O Fiat Uno de R$ 9 milhões: Entenda o caso do veículo recordista de multas em SP
Relembre o caso do Fiat Uno apreendido em SP com R$ 9 milhões em débitos. Entenda como a falta de indicação de condutor transformou multas comuns em uma dívida milionária.
Em uma fiscalização de rotina na Avenida Senador Teotônio Vilela, zona sul de São Paulo, a Polícia Militar e o Detran-SP realizaram uma das apreensões mais impressionantes da história do trânsito paulista.
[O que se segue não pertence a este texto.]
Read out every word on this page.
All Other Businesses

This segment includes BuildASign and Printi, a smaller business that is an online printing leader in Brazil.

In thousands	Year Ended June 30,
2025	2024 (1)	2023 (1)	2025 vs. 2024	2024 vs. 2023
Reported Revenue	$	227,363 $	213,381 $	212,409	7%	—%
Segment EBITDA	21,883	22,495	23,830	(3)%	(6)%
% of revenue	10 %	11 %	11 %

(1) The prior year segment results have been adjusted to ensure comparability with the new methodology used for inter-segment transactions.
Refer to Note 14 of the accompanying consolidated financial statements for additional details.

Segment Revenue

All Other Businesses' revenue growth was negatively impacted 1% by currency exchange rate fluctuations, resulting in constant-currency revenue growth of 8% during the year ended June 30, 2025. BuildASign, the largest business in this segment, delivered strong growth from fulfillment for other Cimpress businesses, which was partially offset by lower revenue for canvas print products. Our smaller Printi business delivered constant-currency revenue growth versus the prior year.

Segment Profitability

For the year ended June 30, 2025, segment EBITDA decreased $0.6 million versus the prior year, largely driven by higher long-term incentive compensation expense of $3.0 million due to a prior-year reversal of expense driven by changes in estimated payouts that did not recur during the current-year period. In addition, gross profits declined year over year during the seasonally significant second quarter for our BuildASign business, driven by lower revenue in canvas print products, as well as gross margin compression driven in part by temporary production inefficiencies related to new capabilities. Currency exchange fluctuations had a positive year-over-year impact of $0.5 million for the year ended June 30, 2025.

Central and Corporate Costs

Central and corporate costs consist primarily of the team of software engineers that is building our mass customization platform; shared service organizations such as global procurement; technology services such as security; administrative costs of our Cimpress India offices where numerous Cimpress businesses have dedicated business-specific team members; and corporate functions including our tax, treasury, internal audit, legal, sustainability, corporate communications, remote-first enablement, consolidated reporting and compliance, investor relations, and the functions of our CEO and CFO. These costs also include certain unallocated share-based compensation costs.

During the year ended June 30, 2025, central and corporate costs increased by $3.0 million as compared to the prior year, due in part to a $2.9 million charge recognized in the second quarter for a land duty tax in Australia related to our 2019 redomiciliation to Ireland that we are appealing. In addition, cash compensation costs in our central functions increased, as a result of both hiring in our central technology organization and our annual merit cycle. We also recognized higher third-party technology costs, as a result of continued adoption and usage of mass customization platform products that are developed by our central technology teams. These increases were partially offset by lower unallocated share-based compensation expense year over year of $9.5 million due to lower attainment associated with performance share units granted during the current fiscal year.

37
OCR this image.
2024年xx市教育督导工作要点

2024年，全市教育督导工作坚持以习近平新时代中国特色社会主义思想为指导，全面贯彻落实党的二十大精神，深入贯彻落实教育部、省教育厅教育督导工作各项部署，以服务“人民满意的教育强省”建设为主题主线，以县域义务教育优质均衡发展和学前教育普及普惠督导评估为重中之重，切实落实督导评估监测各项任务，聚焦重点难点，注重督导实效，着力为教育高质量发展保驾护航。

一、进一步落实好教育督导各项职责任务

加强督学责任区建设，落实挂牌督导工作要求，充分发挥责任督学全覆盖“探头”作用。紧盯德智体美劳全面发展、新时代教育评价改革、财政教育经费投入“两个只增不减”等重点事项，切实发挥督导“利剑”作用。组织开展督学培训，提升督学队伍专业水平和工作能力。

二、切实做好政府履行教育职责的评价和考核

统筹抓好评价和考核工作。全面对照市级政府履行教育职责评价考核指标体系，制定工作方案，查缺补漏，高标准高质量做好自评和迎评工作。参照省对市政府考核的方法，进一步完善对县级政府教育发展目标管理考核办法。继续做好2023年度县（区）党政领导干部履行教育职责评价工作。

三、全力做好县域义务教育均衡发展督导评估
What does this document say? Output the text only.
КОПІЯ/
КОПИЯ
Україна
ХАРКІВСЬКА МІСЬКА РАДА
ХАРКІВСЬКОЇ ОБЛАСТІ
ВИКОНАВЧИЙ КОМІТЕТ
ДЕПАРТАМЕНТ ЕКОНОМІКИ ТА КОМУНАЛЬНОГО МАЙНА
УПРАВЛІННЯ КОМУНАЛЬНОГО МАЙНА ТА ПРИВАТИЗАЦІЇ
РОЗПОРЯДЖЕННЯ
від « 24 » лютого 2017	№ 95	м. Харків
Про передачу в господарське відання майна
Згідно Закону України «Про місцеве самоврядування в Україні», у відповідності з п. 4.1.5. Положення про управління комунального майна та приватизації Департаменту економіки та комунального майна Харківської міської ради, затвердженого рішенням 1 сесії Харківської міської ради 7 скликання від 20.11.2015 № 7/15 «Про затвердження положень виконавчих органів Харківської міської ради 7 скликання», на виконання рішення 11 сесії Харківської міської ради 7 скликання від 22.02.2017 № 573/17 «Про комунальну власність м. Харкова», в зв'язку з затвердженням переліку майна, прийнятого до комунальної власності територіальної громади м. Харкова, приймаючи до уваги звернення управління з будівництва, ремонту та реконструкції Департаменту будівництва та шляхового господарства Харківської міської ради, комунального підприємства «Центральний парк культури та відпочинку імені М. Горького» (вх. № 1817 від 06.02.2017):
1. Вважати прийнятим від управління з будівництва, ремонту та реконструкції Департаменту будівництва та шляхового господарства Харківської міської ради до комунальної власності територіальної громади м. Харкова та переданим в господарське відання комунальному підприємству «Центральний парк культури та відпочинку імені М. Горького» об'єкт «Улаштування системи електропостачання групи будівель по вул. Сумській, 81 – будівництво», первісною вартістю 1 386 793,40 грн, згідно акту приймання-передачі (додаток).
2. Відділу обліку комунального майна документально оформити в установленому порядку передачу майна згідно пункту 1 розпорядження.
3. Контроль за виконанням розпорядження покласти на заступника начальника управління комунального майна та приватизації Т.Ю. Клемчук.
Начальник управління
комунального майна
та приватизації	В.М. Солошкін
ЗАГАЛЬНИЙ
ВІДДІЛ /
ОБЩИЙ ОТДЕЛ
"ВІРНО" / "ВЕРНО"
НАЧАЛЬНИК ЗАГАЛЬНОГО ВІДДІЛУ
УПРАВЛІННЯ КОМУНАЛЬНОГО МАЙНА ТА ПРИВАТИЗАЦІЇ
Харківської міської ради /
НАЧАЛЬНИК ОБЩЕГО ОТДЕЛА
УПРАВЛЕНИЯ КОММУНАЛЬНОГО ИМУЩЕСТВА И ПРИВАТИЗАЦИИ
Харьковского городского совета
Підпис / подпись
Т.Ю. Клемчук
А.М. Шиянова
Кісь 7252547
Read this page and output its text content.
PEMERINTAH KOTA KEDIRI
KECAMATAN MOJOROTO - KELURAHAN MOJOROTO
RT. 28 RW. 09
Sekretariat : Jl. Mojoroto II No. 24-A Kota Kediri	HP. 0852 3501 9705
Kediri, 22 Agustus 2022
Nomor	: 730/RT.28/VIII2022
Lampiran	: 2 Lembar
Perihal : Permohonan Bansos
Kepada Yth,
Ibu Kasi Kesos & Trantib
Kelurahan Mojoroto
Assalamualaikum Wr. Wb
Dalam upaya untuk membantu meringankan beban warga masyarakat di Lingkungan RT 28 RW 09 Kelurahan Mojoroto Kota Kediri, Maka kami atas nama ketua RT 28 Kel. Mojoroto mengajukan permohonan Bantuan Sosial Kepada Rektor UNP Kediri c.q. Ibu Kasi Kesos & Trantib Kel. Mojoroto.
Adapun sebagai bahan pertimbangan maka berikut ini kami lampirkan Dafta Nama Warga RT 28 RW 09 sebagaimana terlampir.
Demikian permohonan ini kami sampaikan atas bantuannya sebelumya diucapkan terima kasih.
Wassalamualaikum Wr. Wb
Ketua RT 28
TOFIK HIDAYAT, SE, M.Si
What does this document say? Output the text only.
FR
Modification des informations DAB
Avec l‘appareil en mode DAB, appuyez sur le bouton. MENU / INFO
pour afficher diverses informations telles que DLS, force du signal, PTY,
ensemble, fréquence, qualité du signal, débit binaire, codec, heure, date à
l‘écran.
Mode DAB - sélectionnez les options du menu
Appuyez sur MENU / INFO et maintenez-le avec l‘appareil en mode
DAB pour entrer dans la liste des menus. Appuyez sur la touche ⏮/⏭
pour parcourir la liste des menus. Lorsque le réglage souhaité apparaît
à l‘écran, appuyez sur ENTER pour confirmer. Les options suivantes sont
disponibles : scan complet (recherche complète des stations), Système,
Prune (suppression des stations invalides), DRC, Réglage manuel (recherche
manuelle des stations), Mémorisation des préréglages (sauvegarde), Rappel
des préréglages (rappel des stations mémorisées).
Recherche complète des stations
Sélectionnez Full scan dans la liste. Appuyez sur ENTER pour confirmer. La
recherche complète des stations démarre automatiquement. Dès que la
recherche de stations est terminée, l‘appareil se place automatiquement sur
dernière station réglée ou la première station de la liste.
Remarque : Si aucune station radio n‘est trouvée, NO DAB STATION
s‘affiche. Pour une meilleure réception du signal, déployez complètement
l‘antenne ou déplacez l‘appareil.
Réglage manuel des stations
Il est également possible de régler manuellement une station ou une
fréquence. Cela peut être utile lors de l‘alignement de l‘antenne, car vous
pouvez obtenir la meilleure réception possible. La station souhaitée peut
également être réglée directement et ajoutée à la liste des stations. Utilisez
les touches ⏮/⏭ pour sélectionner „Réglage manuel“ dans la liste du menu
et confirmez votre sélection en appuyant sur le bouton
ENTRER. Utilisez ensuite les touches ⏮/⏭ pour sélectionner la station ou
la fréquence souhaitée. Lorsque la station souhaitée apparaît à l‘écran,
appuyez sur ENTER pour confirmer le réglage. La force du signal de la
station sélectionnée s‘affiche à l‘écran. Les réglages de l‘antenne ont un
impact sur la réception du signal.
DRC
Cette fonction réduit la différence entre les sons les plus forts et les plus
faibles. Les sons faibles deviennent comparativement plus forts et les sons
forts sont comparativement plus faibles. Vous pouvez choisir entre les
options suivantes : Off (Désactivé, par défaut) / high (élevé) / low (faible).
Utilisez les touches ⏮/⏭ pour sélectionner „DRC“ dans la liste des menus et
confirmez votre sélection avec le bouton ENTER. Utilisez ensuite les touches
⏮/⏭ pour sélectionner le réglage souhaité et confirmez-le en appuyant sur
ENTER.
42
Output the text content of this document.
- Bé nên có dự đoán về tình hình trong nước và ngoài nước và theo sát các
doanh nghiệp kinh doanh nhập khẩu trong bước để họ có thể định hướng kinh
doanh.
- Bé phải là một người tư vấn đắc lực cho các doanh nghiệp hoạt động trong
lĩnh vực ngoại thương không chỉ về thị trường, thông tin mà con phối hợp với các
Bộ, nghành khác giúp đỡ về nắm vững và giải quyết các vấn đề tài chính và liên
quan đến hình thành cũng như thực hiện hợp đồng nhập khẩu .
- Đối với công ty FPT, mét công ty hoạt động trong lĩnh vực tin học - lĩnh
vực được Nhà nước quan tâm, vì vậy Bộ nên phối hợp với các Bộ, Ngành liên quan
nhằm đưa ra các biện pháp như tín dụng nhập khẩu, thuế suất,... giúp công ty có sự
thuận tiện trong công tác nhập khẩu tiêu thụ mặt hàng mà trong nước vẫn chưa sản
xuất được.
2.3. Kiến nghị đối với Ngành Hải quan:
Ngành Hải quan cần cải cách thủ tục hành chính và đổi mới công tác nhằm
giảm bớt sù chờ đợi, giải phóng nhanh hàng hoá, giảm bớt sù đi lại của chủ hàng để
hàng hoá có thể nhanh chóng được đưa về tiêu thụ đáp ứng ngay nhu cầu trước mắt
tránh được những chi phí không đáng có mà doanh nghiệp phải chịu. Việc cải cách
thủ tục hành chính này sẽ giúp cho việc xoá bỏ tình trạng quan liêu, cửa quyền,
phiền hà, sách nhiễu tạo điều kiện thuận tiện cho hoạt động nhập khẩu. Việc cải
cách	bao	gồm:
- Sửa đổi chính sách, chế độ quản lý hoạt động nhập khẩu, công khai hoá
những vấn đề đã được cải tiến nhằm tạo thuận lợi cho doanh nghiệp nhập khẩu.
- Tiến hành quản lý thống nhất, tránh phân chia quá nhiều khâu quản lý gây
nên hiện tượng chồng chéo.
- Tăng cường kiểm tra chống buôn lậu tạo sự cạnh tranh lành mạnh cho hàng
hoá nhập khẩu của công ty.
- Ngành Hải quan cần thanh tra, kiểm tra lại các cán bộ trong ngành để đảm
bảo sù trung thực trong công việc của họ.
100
Um Fiat Uno Mille, aparentemente comum, escondia uma dívida acumulada de R$ 9.038.872,87 (aproximadamente R$ 15,2 milhões em valores corrigidos para 2026).
O Fiat Uno de R$ 9 milhões: Entenda o caso do veículo recordista de multas em SP
O montante, que supera em centenas de vezes o valor de mercado do próprio carro, era composto quase inteiramente por multas municipais, somando 1.614 infrações — a maioria por excesso de velocidade e desrespeito ao sinal vermelho.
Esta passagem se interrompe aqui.